We are planning for our revival, but how do we know revival is occurring or has occurred? Does simply hanging a sign outside of a tent automatically assume revival?
In one sense, yes, it does … according to our culture’s definition of revival. A revival in this understanding is simply a planned set of special services that involves an out-of-the-ordinary preacher delivering heart-stirring sermons. If one’s heart is stirred, then one is said to have experienced a good revival. Yet, regardless of the quality of the speaker, revival is experienced. It could be a good experience or a bad experience.

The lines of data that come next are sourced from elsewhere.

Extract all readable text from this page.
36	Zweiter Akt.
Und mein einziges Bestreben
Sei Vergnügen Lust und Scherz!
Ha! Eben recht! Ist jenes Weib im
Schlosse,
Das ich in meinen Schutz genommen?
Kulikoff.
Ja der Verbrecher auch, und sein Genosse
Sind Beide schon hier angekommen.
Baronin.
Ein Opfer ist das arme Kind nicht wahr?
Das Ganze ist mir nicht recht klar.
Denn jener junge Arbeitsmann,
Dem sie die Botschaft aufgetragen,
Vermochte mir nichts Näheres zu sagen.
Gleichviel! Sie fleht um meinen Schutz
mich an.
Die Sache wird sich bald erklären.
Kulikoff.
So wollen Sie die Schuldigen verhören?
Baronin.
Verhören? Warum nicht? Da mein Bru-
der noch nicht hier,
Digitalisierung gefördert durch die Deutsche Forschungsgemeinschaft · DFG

Another understanding of revival comes from Jim Wallis, a leader in the evangelical leftist movement. In a sermon delivered at Asbury Seminary a couple of years ago, Wallis asked us not to call the Billy Graham movement a revival. To his credit he did not speak against what Graham did. He in essence said that though Graham lead many to the altar at his crusades, this was not revival. Revival, according to Wallis, is measure on how deeply Christian people respond to the Gospel call to minister to the physical needs of the “least of these.” Yet, according to Wallis, this is only one facet of revival. True revival will happen when the people of God, respond to the evangelical call of God, take the Gospel to the streets in message and physical ministry … and … this is the kicker … the poor have their justice secured for them. According to Wallis … at least on that day … justice for the poor is the result of there being no more poor people. To Wallis’s credit, he does not simply offer a pure, 20th Century Social Gospel. He underscores the need for both message and ministry … sort of.

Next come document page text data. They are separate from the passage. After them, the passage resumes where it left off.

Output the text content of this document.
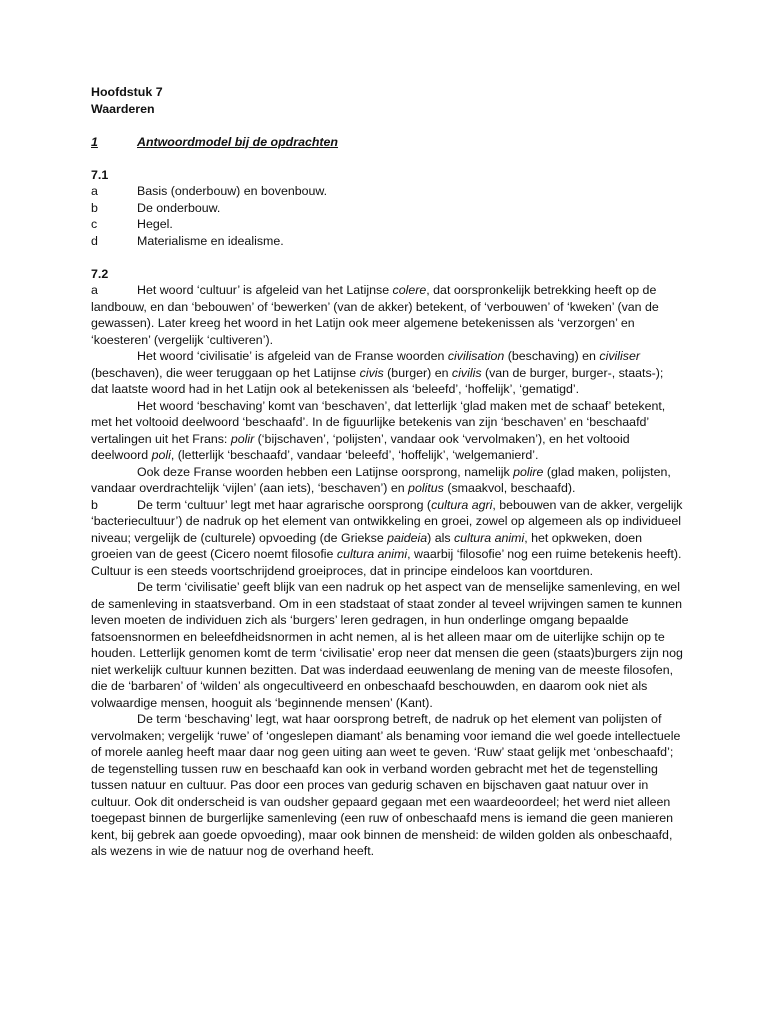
Hoofdstuk 7
Waarderen
1	Antwoordmodel bij de opdrachten
7.1
a	Basis (onderbouw) en bovenbouw.
b	De onderbouw.
c	Hegel.
d	Materialisme en idealisme.
7.2

a	Het woord ‘cultuur’ is afgeleid van het Latijnse colere, dat oorspronkelijk betrekking heeft op de landbouw, en dan ‘bebouwen’ of ‘bewerken’ (van de akker) betekent, of ‘verbouwen’ of ‘kweken’ (van de gewassen). Later kreeg het woord in het Latijn ook meer algemene betekenissen als ‘verzorgen’ en ‘koesteren’ (vergelijk ‘cultiveren’).

Het woord ‘civilisatie’ is afgeleid van de Franse woorden civilisation (beschaving) en civiliser (beschaven), die weer teruggaan op het Latijnse civis (burger) en civilis (van de burger, burger-, staats-); dat laatste woord had in het Latijn ook al betekenissen als ‘beleefd’, ‘hoffelijk’, ‘gematigd’.

Het woord ‘beschaving’ komt van ‘beschaven’, dat letterlijk ‘glad maken met de schaaf’ betekent, met het voltooid deelwoord ‘beschaafd’. In de figuurlijke betekenis van zijn ‘beschaven’ en ‘beschaafd’ vertalingen uit het Frans: polir (‘bijschaven’, ‘polijsten’, vandaar ook ‘vervolmaken’), en het voltooid deelwoord poli, (letterlijk ‘beschaafd’, vandaar ‘beleefd’, ‘hoffelijk’, ‘welgemanierd’.

Ook deze Franse woorden hebben een Latijnse oorsprong, namelijk polire (glad maken, polijsten, vandaar overdrachtelijk ‘vijlen’ (aan iets), ‘beschaven’) en politus (smaakvol, beschaafd).

b	De term ‘cultuur’ legt met haar agrarische oorsprong (cultura agri, bebouwen van de akker, vergelijk ‘bacteriecultuur’) de nadruk op het element van ontwikkeling en groei, zowel op algemeen als op individueel niveau; vergelijk de (culturele) opvoeding (de Griekse paideia) als cultura animi, het opkweken, doen groeien van de geest (Cicero noemt filosofie cultura animi, waarbij ‘filosofie’ nog een ruime betekenis heeft). Cultuur is een steeds voortschrijdend groeiproces, dat in principe eindeloos kan voortduren.

De term ‘civilisatie’ geeft blijk van een nadruk op het aspect van de menselijke samenleving, en wel de samenleving in staatsverband. Om in een stadstaat of staat zonder al teveel wrijvingen samen te kunnen leven moeten de individuen zich als ‘burgers’ leren gedragen, in hun onderlinge omgang bepaalde fatsoensnormen en beleefdheidsnormen in acht nemen, al is het alleen maar om de uiterlijke schijn op te houden. Letterlijk genomen komt de term ‘civilisatie’ erop neer dat mensen die geen (staats)burgers zijn nog niet werkelijk cultuur kunnen bezitten. Dat was inderdaad eeuwenlang de mening van de meeste filosofen, die de ‘barbaren’ of ‘wilden’ als ongecultiveerd en onbeschaafd beschouwden, en daarom ook niet als volwaardige mensen, hooguit als ‘beginnende mensen’ (Kant).

De term ‘beschaving’ legt, wat haar oorsprong betreft, de nadruk op het element van polijsten of vervolmaken; vergelijk ‘ruwe’ of ‘ongeslepen diamant’ als benaming voor iemand die wel goede intellectuele of morele aanleg heeft maar daar nog geen uiting aan weet te geven. ‘Ruw’ staat gelijk met ‘onbeschaafd’; de tegenstelling tussen ruw en beschaafd kan ook in verband worden gebracht met het de tegenstelling tussen natuur en cultuur. Pas door een proces van gedurig schaven en bijschaven gaat natuur over in cultuur. Ook dit onderscheid is van oudsher gepaard gegaan met een waardeoordeel; het werd niet alleen toegepast binnen de burgerlijke samenleving (een ruw of onbeschaafd mens is iemand die geen manieren kent, bij gebrek aan goede opvoeding), maar ook binnen de mensheid: de wilden golden als onbeschaafd, als wezens in wie de natuur nog de overhand heeft.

I think both of these examples miss an estimation of true revival.
In the first point, offered by my adopted tradition, the ability to plan for revival is underscored. This is certainly good. Whatever we call our series of meetings, we certainly miss the heart of God, if we never plan and never expect God to show up with something personally for us. However, this first example falls far short of the Scripturally robust picture of revival. My people expect to little of God in this picture, by merely expecting what amounts to a private, heart-stirring and heart-warming message for each individual. The mark of Christian faith is not what facts I believe in my head. Rather the mark of Christian faith is what I do with my beliefs for other people inside the church and inside the world.
In the second example Wallis emphasizes the need for revival to result in deep involvement outside the church walls. That is good. Wallis emphasizes that revival is more than a private heart-warming and heart-stirring message. That is good. Wallis said quite pointedly, “Christianity may be personal, but is never private.” To often in my tradition, we have abdicated our place of influence in the world, because we have only emphasized a come-to-the-altar-and-wait-on-heaven Christianity.
However, Wallis emphasizes that revival is only true revival when the poor are no more. This is akin to saying that evangelism is only true evangelism when there are no more lost people. And somehow the whole of the responsibility lies with us and our selfishness.
Thomas Sowell emphasizes in his book, The Vision of the Anointed: Self-congratulation as Social Policy, that results are not the proper target of social policy with regard to justice. For no person or special committee of people is so infallible and so omniscient as to lay out policies which will take into account all of the minute details involved in applying different but fair standards of policy that secure just results. The Almighty, in his estimation, is the only one who is capable of doing such an extensive job. Rather it is a far more appropriate goal, given our limitations (selfish human nature, human mental fallibility, etc.) to focus on securing just social processes … despite whether the results secure mathematically just (equal) results.
Similarly, I think Wallis is wrong in making the end of poverty the marker of true revival. Rather, I think a better understanding of true revival is deep and intense Christian involvement in society with the full-Gospel … without using results as the true measure. I’m not saying we should pay attention to results, for certainly our ministry methods can in many places be alterred and improved, depending on the culture in which we’re working.
Yet at some point “perfect results” are out of our hands. For there are two other players in our revival scenario. There is God, the one who ultimately builds his church. There is also the people we are targeting for robust Gospel ministry (which most certainly includes evangelism). If we take total responsibility concerning God, we deny him his power and claim it for our own. If we take total responsibility concerning the people we are targeting, we end up taking personal responsibility away from them and enabling bad behavior to continue. Thus, Wallis’s poverty-ending-result-oriented definition of revival is self-destructive.